I am not much different. Emotionally detached in public, I hide my own share of scars. Hair unkempt, face unshaven, dirty clothes torn up from battles of my own with various foes, be they construction work or pick up sports games. Eating ravenously and claiming shared space as my own. Comfortably asserting control over pieces of territory with slightly more human methods of marking. Cautiously navigating the pecking order of the human tribe that is my community. 

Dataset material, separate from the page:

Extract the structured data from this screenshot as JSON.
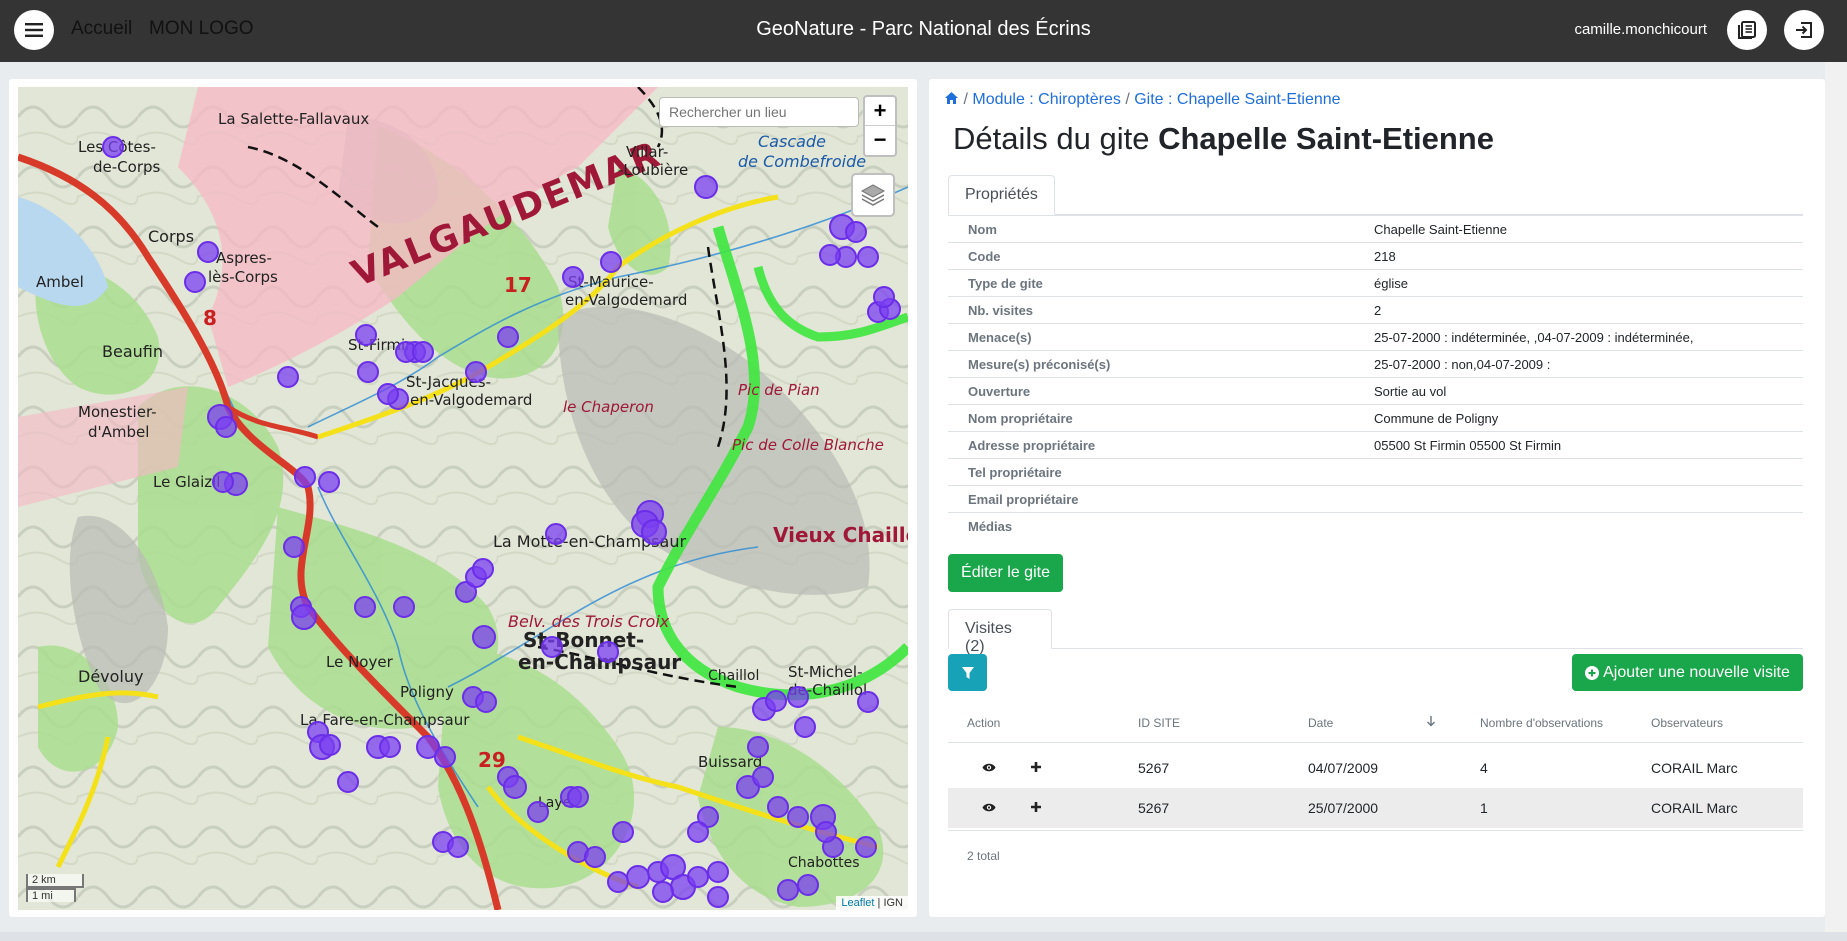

And yet, after a day of digging in the dirt, doing manly man things, with flecks of concrete and spray foam still on my face, I collapse onto the dog bed with the fluffball and bury my face in the fur, scratching between his ears as I mumble sweet nothings about the fluffiest creature in the whole wide world. Gazing deep into his baleful mismatched colored eyes, seeing my own reflection and remembering our decade and a half of memories. This is a dog that has traveled with me to forty four US states and seven Canadian provinces. We once had to go on the lam for a month after he killed all the neighbor’s chickens and was at risk of being euthanized. He stepped in front of me to intercept a feral German Shepherd in Portland and took it down. He disappeared from the side of a high mountain pass and arrived at camp nine miles away ten hours later as if nothing ever happened. I once spent seven hours picking out three hundred and fifty two foxtails that had embedded completely into his skin with tweezers. He didn’t flinch. I cried plenty because I had just googled “foxtails in dogs,” which I highly recommend you do not do because it is terrible. And that’s just the stories I can remember this morning. 

I am not sure how or why wolves were domesticated by humans, but I am thankful that man has his best friend. I doubt most tough guys would ever write an ode to their big tough scary dog like this, but I bet you they have all thought about it.